One of the major factors in deciding between cloud and dedicated infrastructure is cost. While hard costs are an obvious contributing factor, soft costs are more subtle and can be difficult to assign a number.
So, how do you justify costs to your CFO?
Human Capital Savings
Cloud computing shifts the IT burden from an organization to a cloud service provider. In doing so, it significantly reduces human capital expenses. For example, traditional dedicated environments require every component of an infrastructure to be manually configured and physically available, while in cloud environments, components are configured in a centralized location through an administrative interface.
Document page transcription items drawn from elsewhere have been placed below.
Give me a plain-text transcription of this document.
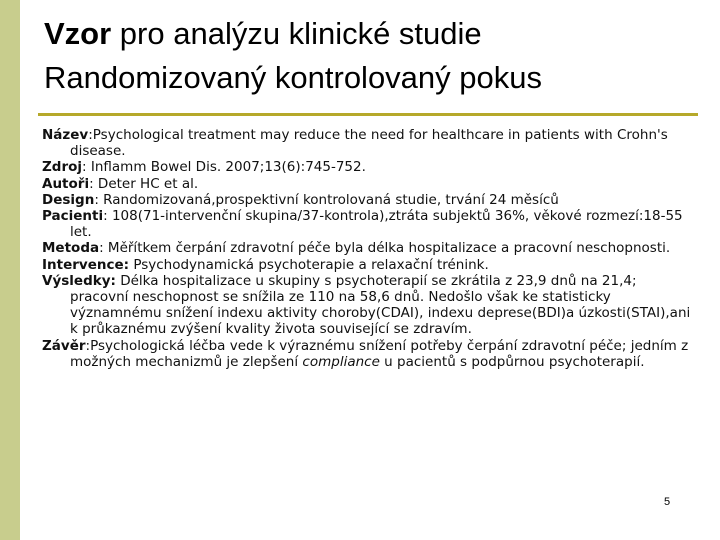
Vzor pro analýzu klinické studie
Randomizovaný kontrolovaný pokus

Název:Psychological treatment may reduce the need for healthcare in patients with Crohn's disease.

Zdroj: Inflamm Bowel Dis. 2007;13(6):745-752.

Autoři: Deter HC et al.

Design: Randomizovaná,prospektivní kontrolovaná studie, trvání 24 měsíců

Pacienti: 108(71-intervenční skupina/37-kontrola),ztráta subjektů 36%, věkové rozmezí:18-55 let.

Metoda: Měřítkem čerpání zdravotní péče byla délka hospitalizace a pracovní neschopnosti.

Intervence: Psychodynamická psychoterapie a relaxační trénink.

Výsledky: Délka hospitalizace u skupiny s psychoterapií se zkrátila z 23,9 dnů na 21,4; pracovní neschopnost se snížila ze 110 na 58,6 dnů. Nedošlo však ke statisticky významnému snížení indexu aktivity choroby(CDAI), indexu deprese(BDI)a úzkosti(STAI),ani k průkaznému zvýšení kvality života související se zdravím.

Závěr:Psychologická léčba vede k výraznému snížení potřeby čerpání zdravotní péče; jedním z možných mechanizmů je zlepšení compliance u pacientů s podpůrnou psychoterapií.

5
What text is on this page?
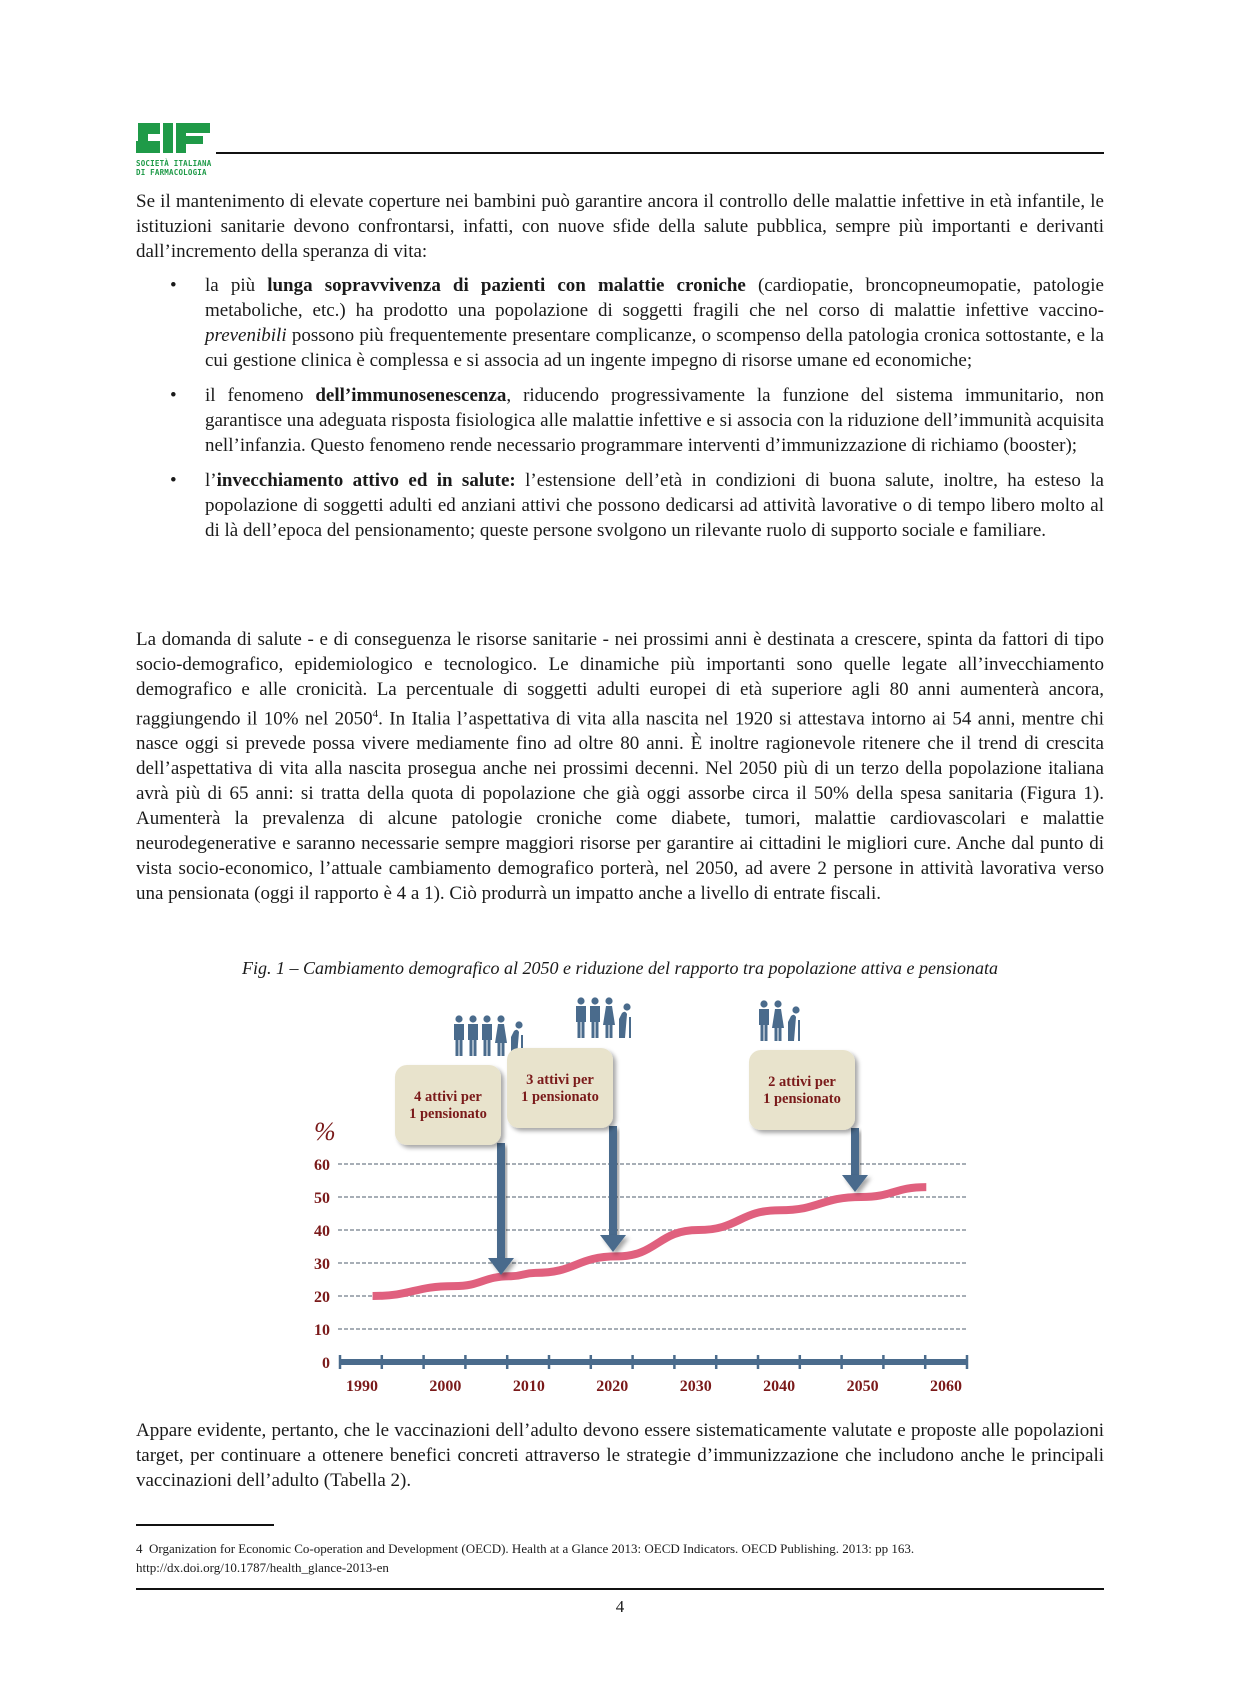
SOCIETÀ ITALIANA
DI FARMACOLOGIA

Se il mantenimento di elevate coperture nei bambini può garantire ancora il controllo delle malattie infettive in età infantile, le istituzioni sanitarie devono confrontarsi, infatti, con nuove sfide della salute pubblica, sempre più importanti e derivanti dall’incremento della speranza di vita:

• la più lunga sopravvivenza di pazienti con malattie croniche (cardiopatie, broncopneumopatie, patologie metaboliche, etc.) ha prodotto una popolazione di soggetti fragili che nel corso di malattie infettive vaccino-prevenibili possono più frequentemente presentare complicanze, o scompenso della patologia cronica sottostante, e la cui gestione clinica è complessa e si associa ad un ingente impegno di risorse umane ed economiche;
• il fenomeno dell’immunosenescenza, riducendo progressivamente la funzione del sistema immunitario, non garantisce una adeguata risposta fisiologica alle malattie infettive e si associa con la riduzione dell’immunità acquisita nell’infanzia. Questo fenomeno rende necessario programmare interventi d’immunizzazione di richiamo (booster);
• l’invecchiamento attivo ed in salute: l’estensione dell’età in condizioni di buona salute, inoltre, ha esteso la popolazione di soggetti adulti ed anziani attivi che possono dedicarsi ad attività lavorative o di tempo libero molto al di là dell’epoca del pensionamento; queste persone svolgono un rilevante ruolo di supporto sociale e familiare.

La domanda di salute - e di conseguenza le risorse sanitarie - nei prossimi anni è destinata a crescere, spinta da fattori di tipo socio-demografico, epidemiologico e tecnologico. Le dinamiche più importanti sono quelle legate all’invecchiamento demografico e alle cronicità. La percentuale di soggetti adulti europei di età superiore agli 80 anni aumenterà ancora, raggiungendo il 10% nel 2050$^4$. In Italia l’aspettativa di vita alla nascita nel 1920 si attestava intorno ai 54 anni, mentre chi nasce oggi si prevede possa vivere mediamente fino ad oltre 80 anni. È inoltre ragionevole ritenere che il trend di crescita dell’aspettativa di vita alla nascita prosegua anche nei prossimi decenni. Nel 2050 più di un terzo della popolazione italiana avrà più di 65 anni: si tratta della quota di popolazione che già oggi assorbe circa il 50% della spesa sanitaria (Figura 1). Aumenterà la prevalenza di alcune patologie croniche come diabete, tumori, malattie cardiovascolari e malattie neurodegenerative e saranno necessarie sempre maggiori risorse per garantire ai cittadini le migliori cure. Anche dal punto di vista socio-economico, l’attuale cambiamento demografico porterà, nel 2050, ad avere 2 persone in attività lavorativa verso una pensionata (oggi il rapporto è 4 a 1). Ciò produrrà un impatto anche a livello di entrate fiscali.

Fig. 1 – Cambiamento demografico al 2050 e riduzione del rapporto tra popolazione attiva e pensionata
%
0
10
20
30
40
50
60
1990	2000	2010	2020	2030	2040	2050	2060
4 attivi per
1 pensionato
3 attivi per
1 pensionato
2 attivi per
1 pensionato

Appare evidente, pertanto, che le vaccinazioni dell’adulto devono essere sistematicamente valutate e proposte alle popolazioni target, per continuare a ottenere benefici concreti attraverso le strategie d’immunizzazione che includono anche le principali vaccinazioni dell’adulto (Tabella 2).

4 Organization for Economic Co-operation and Development (OECD). Health at a Glance 2013: OECD Indicators. OECD Publishing. 2013: pp 163.
http://dx.doi.org/10.1787/health_glance-2013-en
4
Cloud components are treated as objects, and any number of the same object may be applied to the infrastructure (as long as it is available in the resource pool). Load balancers, switches, routers, storage, virtual machines, firewalls, and data storage objects are, in many cases, “drag and drop” or “plan and provision.”
Human resource savings differ by organization, while actual time savings in provisioning and managing cloud resources vs. comparable dedicated resources can reach 90%.
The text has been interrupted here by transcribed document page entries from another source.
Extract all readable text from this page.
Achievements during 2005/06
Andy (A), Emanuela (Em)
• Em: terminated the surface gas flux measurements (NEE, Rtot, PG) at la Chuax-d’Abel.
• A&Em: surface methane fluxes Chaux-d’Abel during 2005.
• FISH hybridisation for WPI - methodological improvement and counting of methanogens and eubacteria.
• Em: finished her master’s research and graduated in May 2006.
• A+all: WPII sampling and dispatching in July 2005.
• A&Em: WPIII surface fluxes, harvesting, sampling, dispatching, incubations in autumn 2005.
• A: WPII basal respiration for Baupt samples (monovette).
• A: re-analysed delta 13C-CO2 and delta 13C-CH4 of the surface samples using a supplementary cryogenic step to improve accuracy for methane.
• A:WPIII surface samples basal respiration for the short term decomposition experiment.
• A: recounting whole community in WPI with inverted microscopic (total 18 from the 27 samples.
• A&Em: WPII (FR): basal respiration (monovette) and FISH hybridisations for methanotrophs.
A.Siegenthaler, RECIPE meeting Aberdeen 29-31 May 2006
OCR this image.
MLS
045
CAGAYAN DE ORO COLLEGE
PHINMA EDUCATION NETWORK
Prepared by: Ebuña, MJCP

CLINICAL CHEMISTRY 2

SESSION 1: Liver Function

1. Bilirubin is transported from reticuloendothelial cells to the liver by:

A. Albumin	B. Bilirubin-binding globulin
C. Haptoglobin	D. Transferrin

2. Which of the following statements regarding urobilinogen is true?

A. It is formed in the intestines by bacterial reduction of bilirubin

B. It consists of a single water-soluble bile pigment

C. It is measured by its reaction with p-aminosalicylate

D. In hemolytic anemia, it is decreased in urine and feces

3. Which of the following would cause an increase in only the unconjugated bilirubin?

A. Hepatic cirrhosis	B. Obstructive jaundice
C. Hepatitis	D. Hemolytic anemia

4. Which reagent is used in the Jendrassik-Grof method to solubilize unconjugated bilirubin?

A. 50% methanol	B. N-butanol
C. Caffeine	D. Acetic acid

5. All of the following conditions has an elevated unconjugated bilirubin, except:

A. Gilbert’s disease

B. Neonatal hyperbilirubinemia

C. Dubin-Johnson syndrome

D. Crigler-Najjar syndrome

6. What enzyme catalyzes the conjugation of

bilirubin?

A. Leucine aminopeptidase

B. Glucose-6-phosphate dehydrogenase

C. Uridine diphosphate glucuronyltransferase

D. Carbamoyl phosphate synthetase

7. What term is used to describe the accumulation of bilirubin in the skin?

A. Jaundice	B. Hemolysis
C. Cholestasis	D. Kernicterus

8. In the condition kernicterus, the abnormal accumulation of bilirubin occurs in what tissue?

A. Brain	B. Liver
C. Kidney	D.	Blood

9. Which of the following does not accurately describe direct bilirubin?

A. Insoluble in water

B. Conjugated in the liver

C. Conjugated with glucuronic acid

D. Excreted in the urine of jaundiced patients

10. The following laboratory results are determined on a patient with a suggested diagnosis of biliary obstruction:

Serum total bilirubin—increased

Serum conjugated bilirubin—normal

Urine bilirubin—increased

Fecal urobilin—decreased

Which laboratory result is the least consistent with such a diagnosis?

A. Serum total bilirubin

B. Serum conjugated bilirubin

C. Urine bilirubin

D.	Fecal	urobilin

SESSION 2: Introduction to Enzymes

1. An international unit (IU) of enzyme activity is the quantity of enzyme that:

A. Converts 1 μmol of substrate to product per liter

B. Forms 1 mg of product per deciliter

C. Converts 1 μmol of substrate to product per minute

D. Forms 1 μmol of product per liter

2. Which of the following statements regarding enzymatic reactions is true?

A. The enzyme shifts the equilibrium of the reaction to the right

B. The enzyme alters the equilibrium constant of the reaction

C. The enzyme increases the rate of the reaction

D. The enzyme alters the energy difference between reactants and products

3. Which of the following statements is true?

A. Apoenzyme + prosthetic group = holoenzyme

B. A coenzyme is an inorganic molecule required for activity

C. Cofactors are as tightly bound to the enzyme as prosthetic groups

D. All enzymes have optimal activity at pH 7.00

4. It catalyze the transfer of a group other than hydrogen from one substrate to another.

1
Cloud-based infrastructures offer self-service resource provisioning and management portals for workgroups that have constantly changing demands. This same functionality can be achieved in a dedicated environment. But it lacks the dynamic nature of a cloud control panel because a dedicated resource control panel can’t adapt to newly deployed resources in real-time.
Accounting is handled differently in dedicated and cloud infrastructure deployment models. Some organizations prefer to capitalize expenses, while others prefer to shift expenses to an operational paradigm.
Dedicated CapEx vs. OpEx
The Total Cost of Ownership (TCO) in a dedicated environment can be significantly higher than a cloud architecture. In dedicated environments, traditional capital expenditures (CapEx) are met with varying operating expenses (OpEx). A challenge that is often overlooked in the OpEx model is the need to maintain components that are defective. In the OpEx model, these expenses are only attributed to an individual application or project—applications or projects for which these financial requirements are not consistently assigned.
Cloud CapEx vs. OpEx
In a cloud environment, CapEx is initially realized and the operational expenditure is distributed across the entire infrastructure. As resource utilization increases, infrastructure expansion is classified as an operational expenditure for the entire installation, as opposed to a capitalization expenditure for a discrete application or project. Savings are realized immediately, lowering overall TCO in the cloud.